Are you planning to expand in any way?
A few months ago we bought some land and in 2020 we want to start the construction of a new building. We want to book our capacity through contracts with partners like Palfinger, Caterpillar or John Deere, and concentrate on EBIT and on securing a sustainable business for the future. I can sell my products in many parts of the world, it’s just a matter of price, but the time has come to focus on a few strong players and on top quality. This is a difficult year: Brexit, the situation in Turkey, US-China trade wars…there has been a decrease in investment in many parts of the world, so we need to adapt our fix costs to this reality.
What are your expectations for this year?
We expect a similar turnover or higher, but less profit because the automotive industry experienced a slowdown, which means that so did steel, and this sends a signal to the market that everything is getting cheaper.
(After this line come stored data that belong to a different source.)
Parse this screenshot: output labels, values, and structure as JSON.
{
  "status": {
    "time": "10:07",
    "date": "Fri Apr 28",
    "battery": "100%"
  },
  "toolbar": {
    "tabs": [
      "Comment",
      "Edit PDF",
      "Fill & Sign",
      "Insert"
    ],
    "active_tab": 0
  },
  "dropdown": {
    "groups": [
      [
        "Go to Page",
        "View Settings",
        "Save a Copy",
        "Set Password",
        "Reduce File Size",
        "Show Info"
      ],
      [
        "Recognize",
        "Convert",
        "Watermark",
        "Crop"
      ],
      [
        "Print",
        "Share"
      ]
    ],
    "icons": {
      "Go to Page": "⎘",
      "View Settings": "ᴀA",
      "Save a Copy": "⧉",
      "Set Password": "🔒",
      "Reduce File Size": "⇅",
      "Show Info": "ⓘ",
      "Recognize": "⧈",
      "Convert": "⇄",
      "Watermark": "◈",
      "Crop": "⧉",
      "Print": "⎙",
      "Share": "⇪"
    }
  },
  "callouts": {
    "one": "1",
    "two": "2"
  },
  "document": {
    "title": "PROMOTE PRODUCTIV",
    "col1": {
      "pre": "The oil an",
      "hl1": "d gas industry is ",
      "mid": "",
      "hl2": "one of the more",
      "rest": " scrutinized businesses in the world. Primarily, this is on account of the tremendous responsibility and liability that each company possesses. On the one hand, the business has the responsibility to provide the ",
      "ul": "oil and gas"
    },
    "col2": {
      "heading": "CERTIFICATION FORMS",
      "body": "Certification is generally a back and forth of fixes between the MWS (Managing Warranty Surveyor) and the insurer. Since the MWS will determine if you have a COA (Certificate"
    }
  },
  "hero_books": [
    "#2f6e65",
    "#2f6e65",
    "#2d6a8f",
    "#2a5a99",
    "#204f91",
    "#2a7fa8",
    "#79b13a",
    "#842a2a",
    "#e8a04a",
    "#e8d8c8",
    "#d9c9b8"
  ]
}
All the horizontal businesses are impacted.
How would you improve the image and investment conditions in Romania?
There is an infrastructure problem here, and also a problem with retaining talented employees. But we have managed it: we have built a company with a good team that I found right here, and in seven or eight years we took it from nothing to a globally respected company. There are skilled people here, you just need to go out and find them, and give them an incentive to stay by offering them a rewarding job. My team is very proud to be here, and I have not lost a single person in top management in all these years, which means they are satisfied. So the message is, if you invest in people, you will have a good return.